Treasury Laws Amendment (Black Economy Taskforce Measures No. 2) Bill 2018 was introduced in the Senate last week, and aims to deny income tax deduction for certain payments if the associated withholding obligations have not been complied with.
The proposed law, set to kick in on 1 July 2019, is intended to create a financial disincentive to businesses making payments to those operating in the black economy by disallowing deductions that would normally be available.
The deduction is only denied where no amount has been withheld at all or no notification is made to the commissioner.
Speaking to Accountants Daily, Institute of Public Accountants general manager of technical policy Tony Greco said the new measures were part of the government’s push to capture the cash economy.
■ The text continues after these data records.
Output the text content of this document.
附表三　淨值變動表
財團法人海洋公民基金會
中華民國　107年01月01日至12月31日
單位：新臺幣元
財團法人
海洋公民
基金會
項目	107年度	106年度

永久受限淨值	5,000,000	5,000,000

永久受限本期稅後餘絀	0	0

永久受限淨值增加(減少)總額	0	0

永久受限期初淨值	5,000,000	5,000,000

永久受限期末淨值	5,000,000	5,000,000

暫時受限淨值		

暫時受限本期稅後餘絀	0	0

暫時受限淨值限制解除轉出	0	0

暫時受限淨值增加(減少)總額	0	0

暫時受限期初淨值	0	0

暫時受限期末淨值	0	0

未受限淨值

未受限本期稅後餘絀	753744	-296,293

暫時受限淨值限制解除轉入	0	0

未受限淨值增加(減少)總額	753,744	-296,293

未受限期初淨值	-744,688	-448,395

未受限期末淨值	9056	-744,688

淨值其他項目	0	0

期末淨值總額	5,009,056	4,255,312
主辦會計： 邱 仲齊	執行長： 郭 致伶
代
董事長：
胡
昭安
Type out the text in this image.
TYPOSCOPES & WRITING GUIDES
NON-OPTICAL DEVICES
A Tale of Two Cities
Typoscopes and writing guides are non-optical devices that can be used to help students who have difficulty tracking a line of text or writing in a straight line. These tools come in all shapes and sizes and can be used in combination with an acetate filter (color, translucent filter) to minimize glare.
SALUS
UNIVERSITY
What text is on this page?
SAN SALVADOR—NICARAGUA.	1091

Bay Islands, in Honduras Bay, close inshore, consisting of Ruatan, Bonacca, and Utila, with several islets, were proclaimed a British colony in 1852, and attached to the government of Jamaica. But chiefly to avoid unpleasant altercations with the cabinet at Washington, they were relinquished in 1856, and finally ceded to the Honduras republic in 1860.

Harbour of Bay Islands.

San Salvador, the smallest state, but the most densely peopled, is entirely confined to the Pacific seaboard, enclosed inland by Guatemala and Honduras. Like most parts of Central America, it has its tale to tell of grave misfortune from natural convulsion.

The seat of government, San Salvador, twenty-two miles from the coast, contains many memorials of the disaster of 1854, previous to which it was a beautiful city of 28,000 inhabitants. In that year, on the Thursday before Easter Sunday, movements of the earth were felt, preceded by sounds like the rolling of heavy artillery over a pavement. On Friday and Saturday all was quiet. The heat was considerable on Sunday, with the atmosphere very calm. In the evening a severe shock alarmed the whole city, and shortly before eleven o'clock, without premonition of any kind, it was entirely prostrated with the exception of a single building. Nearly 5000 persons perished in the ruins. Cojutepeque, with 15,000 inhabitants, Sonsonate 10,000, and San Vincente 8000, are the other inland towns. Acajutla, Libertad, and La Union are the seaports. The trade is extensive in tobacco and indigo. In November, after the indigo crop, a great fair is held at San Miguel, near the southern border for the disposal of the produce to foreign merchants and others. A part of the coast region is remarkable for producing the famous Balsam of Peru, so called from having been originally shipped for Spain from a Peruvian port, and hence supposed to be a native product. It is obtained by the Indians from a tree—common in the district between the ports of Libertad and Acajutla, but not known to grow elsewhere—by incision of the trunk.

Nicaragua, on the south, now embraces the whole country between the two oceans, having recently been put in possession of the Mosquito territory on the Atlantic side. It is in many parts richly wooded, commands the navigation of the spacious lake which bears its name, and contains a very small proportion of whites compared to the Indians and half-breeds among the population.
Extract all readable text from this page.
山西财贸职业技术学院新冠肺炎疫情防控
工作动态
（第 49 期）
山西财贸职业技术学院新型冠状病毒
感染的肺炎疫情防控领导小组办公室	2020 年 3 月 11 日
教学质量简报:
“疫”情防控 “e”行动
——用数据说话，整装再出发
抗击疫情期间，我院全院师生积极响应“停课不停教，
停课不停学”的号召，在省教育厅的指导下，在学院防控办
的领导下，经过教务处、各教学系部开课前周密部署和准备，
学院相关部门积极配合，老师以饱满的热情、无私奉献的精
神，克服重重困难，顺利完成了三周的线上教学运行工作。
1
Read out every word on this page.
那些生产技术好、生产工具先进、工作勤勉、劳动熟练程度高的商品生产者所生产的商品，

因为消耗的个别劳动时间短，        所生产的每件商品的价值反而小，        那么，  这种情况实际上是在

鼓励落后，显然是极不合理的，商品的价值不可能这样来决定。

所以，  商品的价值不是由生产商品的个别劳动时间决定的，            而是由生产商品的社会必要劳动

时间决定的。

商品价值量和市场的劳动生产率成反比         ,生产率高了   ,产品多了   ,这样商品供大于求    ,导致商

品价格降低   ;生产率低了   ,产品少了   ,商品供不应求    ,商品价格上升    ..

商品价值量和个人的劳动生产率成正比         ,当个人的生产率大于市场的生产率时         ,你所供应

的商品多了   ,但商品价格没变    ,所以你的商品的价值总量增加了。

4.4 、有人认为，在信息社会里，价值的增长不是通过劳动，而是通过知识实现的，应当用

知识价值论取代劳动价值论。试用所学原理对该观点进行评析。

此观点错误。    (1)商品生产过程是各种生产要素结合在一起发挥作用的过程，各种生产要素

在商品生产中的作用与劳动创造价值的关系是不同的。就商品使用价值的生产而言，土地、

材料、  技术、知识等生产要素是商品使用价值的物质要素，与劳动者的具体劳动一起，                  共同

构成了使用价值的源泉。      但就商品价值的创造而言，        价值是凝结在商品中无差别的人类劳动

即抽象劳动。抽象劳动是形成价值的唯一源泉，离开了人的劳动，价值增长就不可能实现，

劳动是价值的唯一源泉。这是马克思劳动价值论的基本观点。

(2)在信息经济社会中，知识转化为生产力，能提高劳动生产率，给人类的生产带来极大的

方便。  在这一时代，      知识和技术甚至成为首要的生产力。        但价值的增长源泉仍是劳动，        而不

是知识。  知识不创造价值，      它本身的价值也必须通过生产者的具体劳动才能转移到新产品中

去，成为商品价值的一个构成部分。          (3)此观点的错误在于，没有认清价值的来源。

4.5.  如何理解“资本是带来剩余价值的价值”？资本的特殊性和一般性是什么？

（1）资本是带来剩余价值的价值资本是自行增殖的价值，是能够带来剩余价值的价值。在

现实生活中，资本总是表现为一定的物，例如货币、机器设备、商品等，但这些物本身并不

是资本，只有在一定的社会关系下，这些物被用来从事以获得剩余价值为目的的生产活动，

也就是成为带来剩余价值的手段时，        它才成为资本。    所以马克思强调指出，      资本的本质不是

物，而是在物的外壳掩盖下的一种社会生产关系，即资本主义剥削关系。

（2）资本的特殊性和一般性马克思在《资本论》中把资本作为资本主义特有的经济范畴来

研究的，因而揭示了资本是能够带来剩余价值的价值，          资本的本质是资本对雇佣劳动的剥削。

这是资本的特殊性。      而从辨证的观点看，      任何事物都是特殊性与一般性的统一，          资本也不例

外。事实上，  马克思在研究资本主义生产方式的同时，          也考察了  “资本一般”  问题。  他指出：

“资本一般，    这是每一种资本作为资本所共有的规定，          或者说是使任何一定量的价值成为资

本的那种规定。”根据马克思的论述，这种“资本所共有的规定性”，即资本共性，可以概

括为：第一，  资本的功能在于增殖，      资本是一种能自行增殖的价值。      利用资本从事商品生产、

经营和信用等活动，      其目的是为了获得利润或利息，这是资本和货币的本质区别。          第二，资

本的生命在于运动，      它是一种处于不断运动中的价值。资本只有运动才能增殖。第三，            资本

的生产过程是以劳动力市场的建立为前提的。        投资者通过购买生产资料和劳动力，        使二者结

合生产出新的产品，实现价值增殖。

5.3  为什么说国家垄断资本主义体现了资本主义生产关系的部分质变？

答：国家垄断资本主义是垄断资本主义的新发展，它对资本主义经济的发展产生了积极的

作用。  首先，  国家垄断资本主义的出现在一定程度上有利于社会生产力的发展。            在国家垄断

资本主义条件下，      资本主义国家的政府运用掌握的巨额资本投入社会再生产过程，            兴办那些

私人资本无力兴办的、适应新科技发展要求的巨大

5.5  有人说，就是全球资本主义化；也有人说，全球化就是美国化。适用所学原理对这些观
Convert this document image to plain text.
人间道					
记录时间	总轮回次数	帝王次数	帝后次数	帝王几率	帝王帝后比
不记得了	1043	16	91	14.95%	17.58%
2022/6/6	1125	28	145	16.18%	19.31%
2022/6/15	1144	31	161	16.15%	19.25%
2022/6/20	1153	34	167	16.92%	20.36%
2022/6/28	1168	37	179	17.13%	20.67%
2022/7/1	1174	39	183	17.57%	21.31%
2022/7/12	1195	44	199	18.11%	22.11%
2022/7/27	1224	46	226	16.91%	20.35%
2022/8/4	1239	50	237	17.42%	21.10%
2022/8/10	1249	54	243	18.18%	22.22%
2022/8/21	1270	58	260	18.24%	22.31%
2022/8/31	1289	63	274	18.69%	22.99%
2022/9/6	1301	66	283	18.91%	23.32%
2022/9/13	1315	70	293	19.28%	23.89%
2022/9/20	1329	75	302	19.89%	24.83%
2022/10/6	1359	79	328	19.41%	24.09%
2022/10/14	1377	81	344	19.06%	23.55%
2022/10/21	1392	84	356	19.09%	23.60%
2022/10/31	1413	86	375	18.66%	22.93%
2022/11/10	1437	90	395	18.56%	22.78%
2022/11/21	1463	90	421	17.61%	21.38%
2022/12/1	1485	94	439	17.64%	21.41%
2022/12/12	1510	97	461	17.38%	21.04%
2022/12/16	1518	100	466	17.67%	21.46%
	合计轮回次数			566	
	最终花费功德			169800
“The law as it currently stands enables you to claim a deduction without having to have done that step but now they are tightening up that process whereby you don’t get a deduction unless the employer has withheld tax according to the schedules,” said Mr Greco.
“If someone has been paid cash in hand then employers may lose a deduction if they don’t tighten up their processes to ensure that doesn’t happen going forward.
“This is a case of improving the integrity of the system by making it harder for employers to pay cash wages, so it is another step to get employers to think twice about paying in cash.”
Mr Greco has called on accountants to start educating clients to ensure they will not be caught out once the measure goes through.
“Practitioners have to ensure their clients are familiar with the new rules that are about to be changed,” he said.
“They need to understand the denial of a deduction and what that means and what that translates to, how it may be a financial burden on the business if they can’t claim an outgoing for tax and what that means in dollars and cents.”